Voici, outre les bakchichs incontournables pour débloquer des situations données à chaque étape de son exercice et sans tenir compte des impositions imprévues que les humeurs municipales ou étatiques pourraient susciter, la quantité de taxes auxquelles un entrepreneur privé est soumis au Bénin : la souscription d’une déclaration d’existence et l’immatriculation, l’impôt BIC, le BNC, l’IRC, l’IRVN, la TIL, l’IGR, la TVS, les impôts et charges de l’employeur assis sur les salaires… Et il faut ajouter à cette fiscalité déjà insoutenable, ce que nous payons tous à l’Etat, quelle que soit notre condition, lorsque nous nous retrouvons dans la situation : les impôts et taxes à la charge de l’employé, la TVA, la vignette, la licence, la TFU, la patente, la TPU, la taxe sur les jeux de hasard, les taxes visant les banques et les compagnies d’assurance, les taxes ad Valorem frappant par exemple le ciment, le tabac, les cigarettes, le textile, la farine de blé, les boissons alcoolisées, les savons, les boissons non alcoolisées, les hydrocarbures, le pétrole, le gasoil, l’huile et les corps gras alimentaires, les produits de parfumerie et de cosmétique, les péages, l’AFS. J’omets les amendes sur retard, les dépenses normales et les dépenses de corruption pour chaque papier des dossiers. Et je ne me hasarde pas sur le terrain du port et de la douane où, soit dit en passant, le scandale d’une partie des recettes détournées a frayé la chronique dernièrement.

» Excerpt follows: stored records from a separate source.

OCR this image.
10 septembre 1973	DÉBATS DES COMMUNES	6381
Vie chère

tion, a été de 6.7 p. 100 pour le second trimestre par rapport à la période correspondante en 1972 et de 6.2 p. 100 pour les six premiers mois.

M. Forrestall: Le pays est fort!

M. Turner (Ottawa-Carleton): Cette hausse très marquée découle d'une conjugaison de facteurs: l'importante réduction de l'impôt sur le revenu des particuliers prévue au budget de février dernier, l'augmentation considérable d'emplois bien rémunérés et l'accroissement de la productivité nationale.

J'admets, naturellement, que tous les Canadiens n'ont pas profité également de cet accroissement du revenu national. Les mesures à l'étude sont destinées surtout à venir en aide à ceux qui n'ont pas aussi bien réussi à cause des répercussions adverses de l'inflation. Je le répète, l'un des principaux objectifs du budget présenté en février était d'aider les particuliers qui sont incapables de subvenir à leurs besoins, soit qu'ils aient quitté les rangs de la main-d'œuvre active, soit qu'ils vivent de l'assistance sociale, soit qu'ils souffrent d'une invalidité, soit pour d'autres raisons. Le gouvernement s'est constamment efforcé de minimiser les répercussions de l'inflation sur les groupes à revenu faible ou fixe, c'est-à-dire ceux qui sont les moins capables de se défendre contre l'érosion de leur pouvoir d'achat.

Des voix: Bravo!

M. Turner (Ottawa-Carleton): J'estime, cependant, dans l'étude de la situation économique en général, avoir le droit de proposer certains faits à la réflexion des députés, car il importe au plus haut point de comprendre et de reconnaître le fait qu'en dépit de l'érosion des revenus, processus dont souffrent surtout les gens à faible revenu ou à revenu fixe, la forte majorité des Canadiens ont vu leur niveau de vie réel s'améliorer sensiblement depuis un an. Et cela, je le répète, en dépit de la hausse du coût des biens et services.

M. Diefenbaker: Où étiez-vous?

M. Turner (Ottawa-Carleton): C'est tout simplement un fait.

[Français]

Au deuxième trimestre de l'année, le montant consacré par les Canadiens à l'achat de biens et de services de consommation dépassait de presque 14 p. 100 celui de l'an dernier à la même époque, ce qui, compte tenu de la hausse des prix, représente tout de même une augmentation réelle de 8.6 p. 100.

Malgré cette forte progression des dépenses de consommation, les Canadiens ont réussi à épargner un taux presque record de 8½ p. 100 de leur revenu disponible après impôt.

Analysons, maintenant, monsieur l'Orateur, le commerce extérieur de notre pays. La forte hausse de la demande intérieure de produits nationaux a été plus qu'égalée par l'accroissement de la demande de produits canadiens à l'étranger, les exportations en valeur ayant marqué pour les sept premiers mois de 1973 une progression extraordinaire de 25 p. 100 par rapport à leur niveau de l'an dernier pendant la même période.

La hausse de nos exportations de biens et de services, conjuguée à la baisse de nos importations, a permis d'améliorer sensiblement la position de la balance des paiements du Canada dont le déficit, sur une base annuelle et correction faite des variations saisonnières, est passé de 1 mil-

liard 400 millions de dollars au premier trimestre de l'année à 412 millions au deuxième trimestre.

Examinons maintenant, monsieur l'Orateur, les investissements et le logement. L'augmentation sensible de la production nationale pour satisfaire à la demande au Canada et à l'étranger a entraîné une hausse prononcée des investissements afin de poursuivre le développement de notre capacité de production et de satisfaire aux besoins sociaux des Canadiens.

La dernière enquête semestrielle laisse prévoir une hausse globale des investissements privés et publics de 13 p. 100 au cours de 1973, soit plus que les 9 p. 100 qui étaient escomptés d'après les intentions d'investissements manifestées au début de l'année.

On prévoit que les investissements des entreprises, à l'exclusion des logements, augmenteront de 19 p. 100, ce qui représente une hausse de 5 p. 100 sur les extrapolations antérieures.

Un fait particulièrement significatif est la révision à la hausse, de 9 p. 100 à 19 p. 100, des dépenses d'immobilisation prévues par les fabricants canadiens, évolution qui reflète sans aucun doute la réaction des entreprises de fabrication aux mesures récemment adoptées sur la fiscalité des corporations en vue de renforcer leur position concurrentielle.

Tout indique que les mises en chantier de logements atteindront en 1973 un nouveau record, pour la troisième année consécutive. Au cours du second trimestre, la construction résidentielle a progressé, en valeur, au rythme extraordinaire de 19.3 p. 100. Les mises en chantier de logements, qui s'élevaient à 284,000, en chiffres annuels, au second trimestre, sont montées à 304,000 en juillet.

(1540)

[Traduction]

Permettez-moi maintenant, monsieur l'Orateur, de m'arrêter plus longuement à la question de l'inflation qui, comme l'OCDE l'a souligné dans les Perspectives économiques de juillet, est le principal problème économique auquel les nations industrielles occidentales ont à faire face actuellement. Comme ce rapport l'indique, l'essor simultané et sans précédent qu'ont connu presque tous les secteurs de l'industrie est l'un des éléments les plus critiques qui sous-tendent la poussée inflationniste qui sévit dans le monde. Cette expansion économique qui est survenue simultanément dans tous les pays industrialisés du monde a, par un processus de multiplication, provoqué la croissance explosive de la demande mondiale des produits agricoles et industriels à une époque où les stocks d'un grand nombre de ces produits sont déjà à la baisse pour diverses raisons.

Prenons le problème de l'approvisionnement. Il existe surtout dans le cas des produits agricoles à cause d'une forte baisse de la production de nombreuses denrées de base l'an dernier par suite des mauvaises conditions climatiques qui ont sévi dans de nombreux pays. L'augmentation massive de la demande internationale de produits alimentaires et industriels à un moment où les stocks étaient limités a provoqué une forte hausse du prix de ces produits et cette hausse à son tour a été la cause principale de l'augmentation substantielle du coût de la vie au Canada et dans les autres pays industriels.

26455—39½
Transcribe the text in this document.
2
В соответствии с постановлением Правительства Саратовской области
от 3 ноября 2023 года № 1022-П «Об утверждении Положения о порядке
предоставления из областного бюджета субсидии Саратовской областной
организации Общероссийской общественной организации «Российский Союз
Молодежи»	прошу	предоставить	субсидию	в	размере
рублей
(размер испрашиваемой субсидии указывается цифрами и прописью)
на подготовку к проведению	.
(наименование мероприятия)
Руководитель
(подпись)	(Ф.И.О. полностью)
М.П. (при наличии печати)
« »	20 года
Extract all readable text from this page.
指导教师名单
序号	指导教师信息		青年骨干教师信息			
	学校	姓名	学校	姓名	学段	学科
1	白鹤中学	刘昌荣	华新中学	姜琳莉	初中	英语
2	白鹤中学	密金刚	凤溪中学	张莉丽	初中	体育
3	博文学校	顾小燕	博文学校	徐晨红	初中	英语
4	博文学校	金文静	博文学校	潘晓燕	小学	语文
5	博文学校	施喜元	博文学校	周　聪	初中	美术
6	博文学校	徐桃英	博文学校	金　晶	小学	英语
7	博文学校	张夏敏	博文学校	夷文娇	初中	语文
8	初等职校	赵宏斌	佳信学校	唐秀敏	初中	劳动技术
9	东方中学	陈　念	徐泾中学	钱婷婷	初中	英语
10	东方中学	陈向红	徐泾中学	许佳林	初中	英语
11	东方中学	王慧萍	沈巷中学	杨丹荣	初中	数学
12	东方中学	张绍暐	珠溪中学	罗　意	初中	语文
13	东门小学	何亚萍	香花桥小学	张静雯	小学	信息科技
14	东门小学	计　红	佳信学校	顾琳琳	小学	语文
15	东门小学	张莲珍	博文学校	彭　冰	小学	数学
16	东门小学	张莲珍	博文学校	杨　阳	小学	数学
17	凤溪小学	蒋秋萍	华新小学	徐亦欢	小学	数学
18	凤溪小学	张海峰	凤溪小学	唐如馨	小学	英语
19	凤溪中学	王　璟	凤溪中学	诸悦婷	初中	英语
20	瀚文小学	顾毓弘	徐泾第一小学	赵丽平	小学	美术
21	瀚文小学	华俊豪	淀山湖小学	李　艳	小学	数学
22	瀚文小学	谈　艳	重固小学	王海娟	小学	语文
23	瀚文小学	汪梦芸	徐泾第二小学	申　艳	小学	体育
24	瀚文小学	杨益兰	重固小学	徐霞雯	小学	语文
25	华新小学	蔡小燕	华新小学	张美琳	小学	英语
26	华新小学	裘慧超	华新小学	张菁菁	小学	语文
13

On en conclut que l’Etat étouffe l’activité économique, que l’Etat handicape toute possibilité d’investissement, que l’Etat arnaque le citoyen, vu les conditions actuelles de la redistribution. Et le changement auquel la plupart des entrepreneurs ont aspiré, c’est une simplification et une rationalisation de toute cette fiscalité étouffante, aux fins de réaliser des rêves d’activités et de développement. Au contraire, les quelques uns qui arrivaient déjà à s’en sortir, au prix de quelques combines et tricheries, commencent à capituler, le régime actuel n’étant efficace que dans le recouvrement et il faut lui reconnaître ce mérite. Mais si l’on veut parler de chiffres, l’on ne peut aboutir à une conclusion autre que celle de la faillite du régime dit du changement dont la principale action a été de retourner contre lui la grande masse des électeurs crédules en amplifiant leur souffrance dans une ambiance d’arrogance, de violence médiatique, d’insécurité, d’improvisation économique, de pagaille politique.